Por Laura de la Rosa.
El pasillo tenía la humedad de toda la
Mesopotamia junta. Las paredes, que databan de principios del siglo pasado
dibujaban historias de años y años. Capas de pintura de diferentes colores, de
diferentes dueños, mostraban el transcurso del tiempo, como las paredes del
Valle Pintado dibujando el paso de la vida.
Nunca presté atención a lo que me
querían contar. El pasillo era turbio y oscuro. Lo veía como parte de un camino
a recorrer para llevarme al mundo que me rodeaba. Hasta esa tarde en que las
vueltas del destino me dejaron allí, y fue la primera vez que presté atención a
todo lo que esas paredes decían.
La imagen que apareció ante mis ojos no
me sorprendió al comienzo, solo se veía una mano, pequeña, de niña o quizás una
mujer muy joven.

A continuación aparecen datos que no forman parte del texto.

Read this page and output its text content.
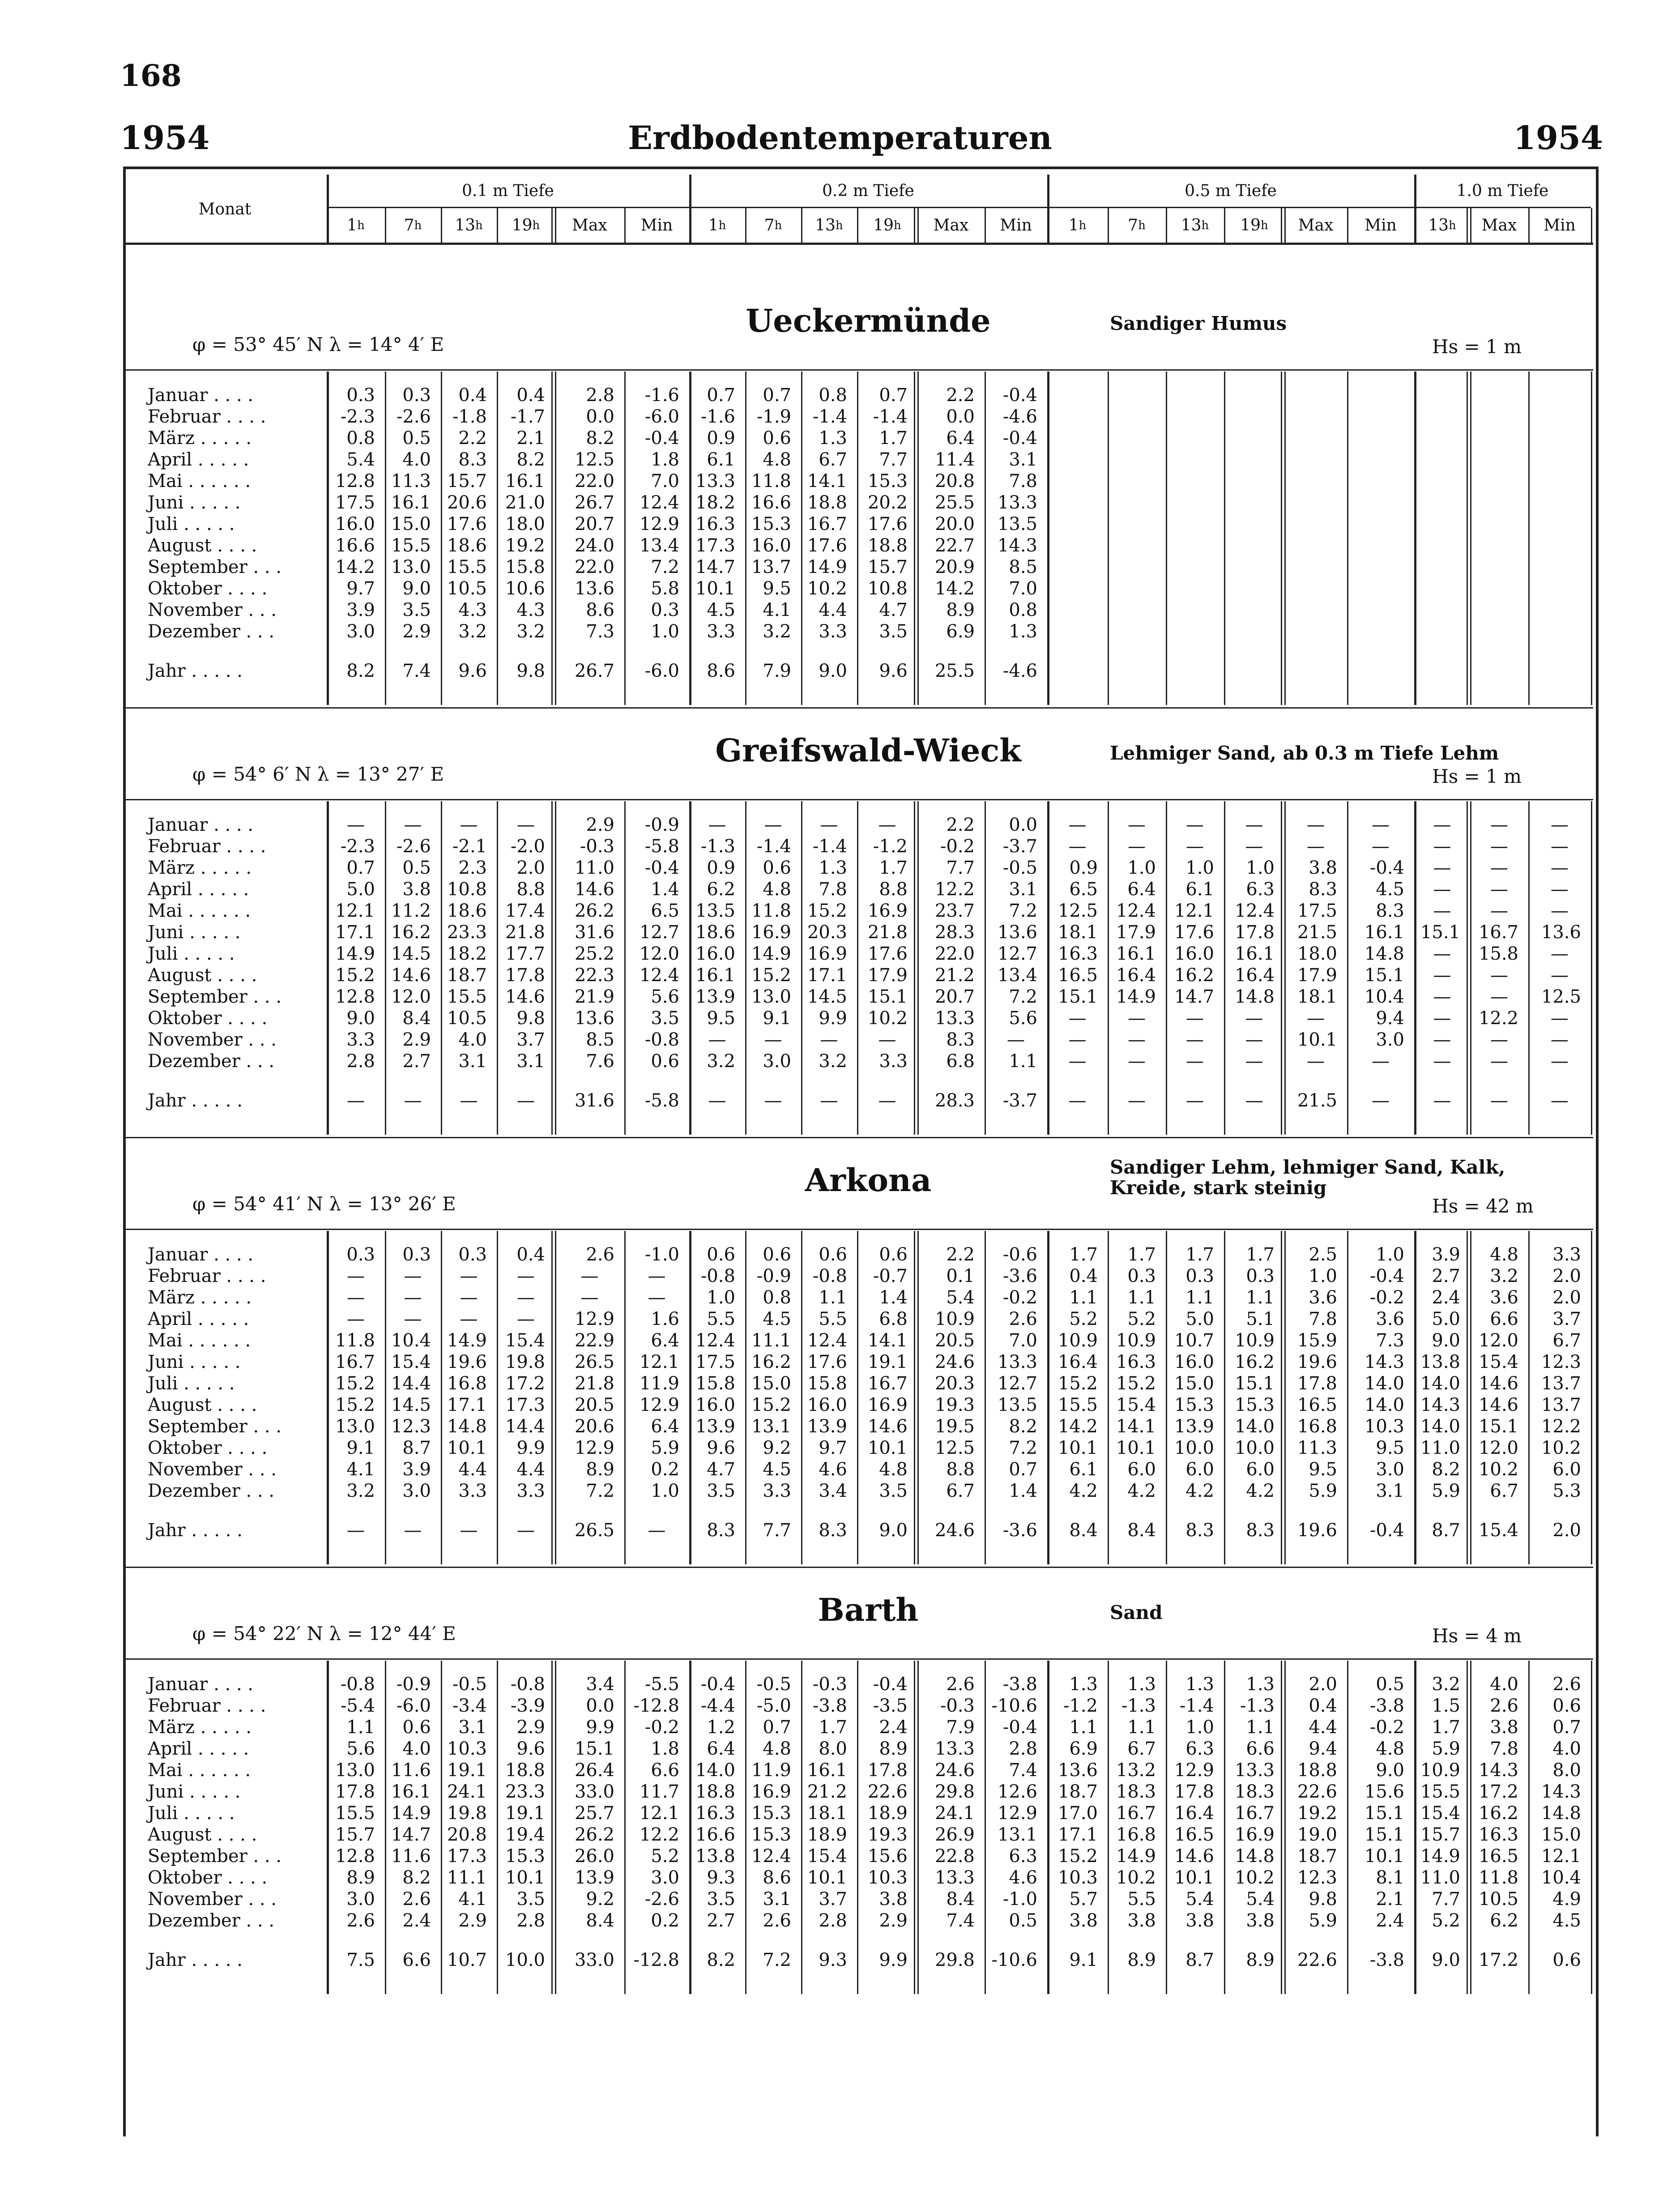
168
1954	Erdbodentemperaturen	1954
Monat
0.1 m Tiefe	0.2 m Tiefe	0.5 m Tiefe	1.0 m Tiefe
1 h 7 h 13 h 19 h	Max	Min	1 h 7 h 13 h 19 h	Max	Min	1 h	7 h 13 h 19 h	Max	Min	13 h	Max	Min
Ueckermünde	Sandiger Humus
φ = 53° 45′ N λ = 14° 4′ E	Hs = 1 m
Januar . . . .	0.3	0.3	0.4	0.4	2.8	-1.6	0.7	0.7	0.8	0.7	2.2	-0.4
Februar . . . .	-2.3	-2.6	-1.8	-1.7	0.0	-6.0	-1.6	-1.9	-1.4	-1.4	0.0	-4.6
März . . . . .	0.8	0.5	2.2	2.1	8.2	-0.4	0.9	0.6	1.3	1.7	6.4	-0.4
April . . . . .	5.4	4.0	8.3	8.2	12.5	1.8	6.1	4.8	6.7	7.7	11.4	3.1
Mai . . . . . .	12.8 11.3 15.7	16.1	22.0	7.0 13.3 11.8 14.1	15.3	20.8	7.8
Juni . . . . .	17.5 16.1 20.6	21.0	26.7	12.4 18.2 16.6 18.8	20.2	25.5	13.3
Juli . . . . .	16.0 15.0 17.6	18.0	20.7	12.9 16.3 15.3 16.7	17.6	20.0	13.5
August . . . .	16.6 15.5 18.6	19.2	24.0	13.4 17.3 16.0 17.6	18.8	22.7	14.3
September . . .	14.2 13.0 15.5	15.8	22.0	7.2 14.7 13.7 14.9	15.7	20.9	8.5
Oktober . . . .	9.7	9.0 10.5	10.6	13.6	5.8 10.1	9.5 10.2	10.8	14.2	7.0
November . . .	3.9	3.5	4.3	4.3	8.6	0.3	4.5	4.1	4.4	4.7	8.9	0.8
Dezember . . .	3.0	2.9	3.2	3.2	7.3	1.0	3.3	3.2	3.3	3.5	6.9	1.3
Jahr . . . . .	8.2	7.4	9.6	9.8	26.7	-6.0	8.6	7.9	9.0	9.6	25.5	-4.6
Greifswald-Wieck	Lehmiger Sand, ab 0.3 m Tiefe Lehm
φ = 54° 6′ N λ = 13° 27′ E	Hs = 1 m
Januar . . . .	—	—	—	—	2.9	-0.9	—	—	—	—	2.2	0.0	—	—	—	—	—	—	—	—	—
Februar . . . .	-2.3	-2.6	-2.1	-2.0	-0.3	-5.8	-1.3	-1.4	-1.4	-1.2	-0.2	-3.7	—	—	—	—	—	—	—	—	—
März . . . . .	0.7	0.5	2.3	2.0	11.0	-0.4	0.9	0.6	1.3	1.7	7.7	-0.5	0.9	1.0	1.0	1.0	3.8	-0.4	—	—	—
April . . . . .	5.0	3.8 10.8	8.8	14.6	1.4	6.2	4.8	7.8	8.8	12.2	3.1	6.5	6.4	6.1	6.3	8.3	4.5	—	—	—
Mai . . . . . .	12.1 11.2 18.6	17.4	26.2	6.5 13.5 11.8 15.2	16.9	23.7	7.2	12.5	12.4	12.1	12.4	17.5	8.3	—	—	—
Juni . . . . .	17.1 16.2 23.3	21.8	31.6	12.7 18.6 16.9 20.3	21.8	28.3	13.6	18.1	17.9	17.6	17.8	21.5	16.1 15.1	16.7	13.6
Juli . . . . .	14.9 14.5 18.2	17.7	25.2	12.0 16.0 14.9 16.9	17.6	22.0	12.7	16.3	16.1	16.0	16.1	18.0	14.8	—	15.8	—
August . . . .	15.2 14.6 18.7	17.8	22.3	12.4 16.1 15.2 17.1	17.9	21.2	13.4	16.5	16.4	16.2	16.4	17.9	15.1	—	—	—
September . . .	12.8 12.0 15.5	14.6	21.9	5.6 13.9 13.0 14.5	15.1	20.7	7.2	15.1	14.9	14.7	14.8	18.1	10.4	—	—	12.5
Oktober . . . .	9.0	8.4 10.5	9.8	13.6	3.5	9.5	9.1	9.9	10.2	13.3	5.6	—	—	—	—	—	9.4	—	12.2	—
November . . .	3.3	2.9	4.0	3.7	8.5	-0.8	—	—	—	—	8.3	—	—	—	—	—	10.1	3.0	—	—	—
Dezember . . .	2.8	2.7	3.1	3.1	7.6	0.6	3.2	3.0	3.2	3.3	6.8	1.1	—	—	—	—	—	—	—	—	—
Jahr . . . . .	—	—	—	—	31.6	-5.8	—	—	—	—	28.3	-3.7	—	—	—	—	21.5	—	—	—	—
Arkona	Sandiger Lehm, lehmiger Sand, Kalk,
Kreide, stark steinig
φ = 54° 41′ N λ = 13° 26′ E	Hs = 42 m
Januar . . . .	0.3	0.3	0.3	0.4	2.6	-1.0	0.6	0.6	0.6	0.6	2.2	-0.6	1.7	1.7	1.7	1.7	2.5	1.0	3.9	4.8	3.3
Februar . . . .	—	—	—	—	—	—	-0.8	-0.9	-0.8	-0.7	0.1	-3.6	0.4	0.3	0.3	0.3	1.0	-0.4	2.7	3.2	2.0
März . . . . .	—	—	—	—	—	—	1.0	0.8	1.1	1.4	5.4	-0.2	1.1	1.1	1.1	1.1	3.6	-0.2	2.4	3.6	2.0
April . . . . .	—	—	—	—	12.9	1.6	5.5	4.5	5.5	6.8	10.9	2.6	5.2	5.2	5.0	5.1	7.8	3.6	5.0	6.6	3.7
Mai . . . . . .	11.8 10.4 14.9	15.4	22.9	6.4 12.4 11.1 12.4	14.1	20.5	7.0	10.9	10.9	10.7	10.9	15.9	7.3	9.0	12.0	6.7
Juni . . . . .	16.7 15.4 19.6	19.8	26.5	12.1 17.5 16.2 17.6	19.1	24.6	13.3	16.4	16.3	16.0	16.2	19.6	14.3 13.8	15.4	12.3
Juli . . . . .	15.2 14.4 16.8	17.2	21.8	11.9 15.8 15.0 15.8	16.7	20.3	12.7	15.2	15.2	15.0	15.1	17.8	14.0 14.0	14.6	13.7
August . . . .	15.2 14.5 17.1	17.3	20.5	12.9 16.0 15.2 16.0	16.9	19.3	13.5	15.5	15.4	15.3	15.3	16.5	14.0 14.3	14.6	13.7
September . . .	13.0 12.3 14.8	14.4	20.6	6.4 13.9 13.1 13.9	14.6	19.5	8.2	14.2	14.1	13.9	14.0	16.8	10.3 14.0	15.1	12.2
Oktober . . . .	9.1	8.7 10.1	9.9	12.9	5.9	9.6	9.2	9.7	10.1	12.5	7.2	10.1	10.1	10.0	10.0	11.3	9.5 11.0	12.0	10.2
November . . .	4.1	3.9	4.4	4.4	8.9	0.2	4.7	4.5	4.6	4.8	8.8	0.7	6.1	6.0	6.0	6.0	9.5	3.0	8.2	10.2	6.0
Dezember . . .	3.2	3.0	3.3	3.3	7.2	1.0	3.5	3.3	3.4	3.5	6.7	1.4	4.2	4.2	4.2	4.2	5.9	3.1	5.9	6.7	5.3
Jahr . . . . .	—	—	—	—	26.5	—	8.3	7.7	8.3	9.0	24.6	-3.6	8.4	8.4	8.3	8.3	19.6	-0.4	8.7	15.4	2.0
Barth	Sand
φ = 54° 22′ N λ = 12° 44′ E	Hs = 4 m
Januar . . . .	-0.8	-0.9	-0.5	-0.8	3.4	-5.5	-0.4	-0.5	-0.3	-0.4	2.6	-3.8	1.3	1.3	1.3	1.3	2.0	0.5	3.2	4.0	2.6
Februar . . . .	-5.4	-6.0	-3.4	-3.9	0.0	-12.8	-4.4	-5.0	-3.8	-3.5	-0.3 -10.6	-1.2	-1.3	-1.4	-1.3	0.4	-3.8	1.5	2.6	0.6
März . . . . .	1.1	0.6	3.1	2.9	9.9	-0.2	1.2	0.7	1.7	2.4	7.9	-0.4	1.1	1.1	1.0	1.1	4.4	-0.2	1.7	3.8	0.7
April . . . . .	5.6	4.0 10.3	9.6	15.1	1.8	6.4	4.8	8.0	8.9	13.3	2.8	6.9	6.7	6.3	6.6	9.4	4.8	5.9	7.8	4.0
Mai . . . . . .	13.0 11.6 19.1	18.8	26.4	6.6 14.0 11.9 16.1	17.8	24.6	7.4	13.6	13.2	12.9	13.3	18.8	9.0 10.9	14.3	8.0
Juni . . . . .	17.8 16.1 24.1	23.3	33.0	11.7 18.8 16.9 21.2	22.6	29.8	12.6	18.7	18.3	17.8	18.3	22.6	15.6 15.5	17.2	14.3
Juli . . . . .	15.5 14.9 19.8	19.1	25.7	12.1 16.3 15.3 18.1	18.9	24.1	12.9	17.0	16.7	16.4	16.7	19.2	15.1 15.4	16.2	14.8
August . . . .	15.7 14.7 20.8	19.4	26.2	12.2 16.6 15.3 18.9	19.3	26.9	13.1	17.1	16.8	16.5	16.9	19.0	15.1 15.7	16.3	15.0
September . . .	12.8 11.6 17.3	15.3	26.0	5.2 13.8 12.4 15.4	15.6	22.8	6.3	15.2	14.9	14.6	14.8	18.7	10.1 14.9	16.5	12.1
Oktober . . . .	8.9	8.2 11.1	10.1	13.9	3.0	9.3	8.6 10.1	10.3	13.3	4.6	10.3	10.2	10.1	10.2	12.3	8.1 11.0	11.8	10.4
November . . .	3.0	2.6	4.1	3.5	9.2	-2.6	3.5	3.1	3.7	3.8	8.4	-1.0	5.7	5.5	5.4	5.4	9.8	2.1	7.7	10.5	4.9
Dezember . . .	2.6	2.4	2.9	2.8	8.4	0.2	2.7	2.6	2.8	2.9	7.4	0.5	3.8	3.8	3.8	3.8	5.9	2.4	5.2	6.2	4.5
Jahr . . . . .	7.5	6.6 10.7	10.0	33.0	-12.8	8.2	7.2	9.3	9.9	29.8 -10.6	9.1	8.9	8.7	8.9	22.6	-3.8	9.0	17.2	0.6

Los dedos largos de piel muy blanca daban la sensación de un
tersura extrema. Tenía un anillo en el anular y una pulsera de pequeñas
piedras. Creí que era una alucinación, algo que formó mi mente luego de estar
sentada una hora sin poder abrir la puerta de mi casa, con la mirada fija en
las manchas de la pared. Creí que era la percepción de figuras que no existen
pero que forman un todo armado, algo así como mirar las nubes y descubrir las
imágenes más inverosímiles con forma de algodón de azúcar.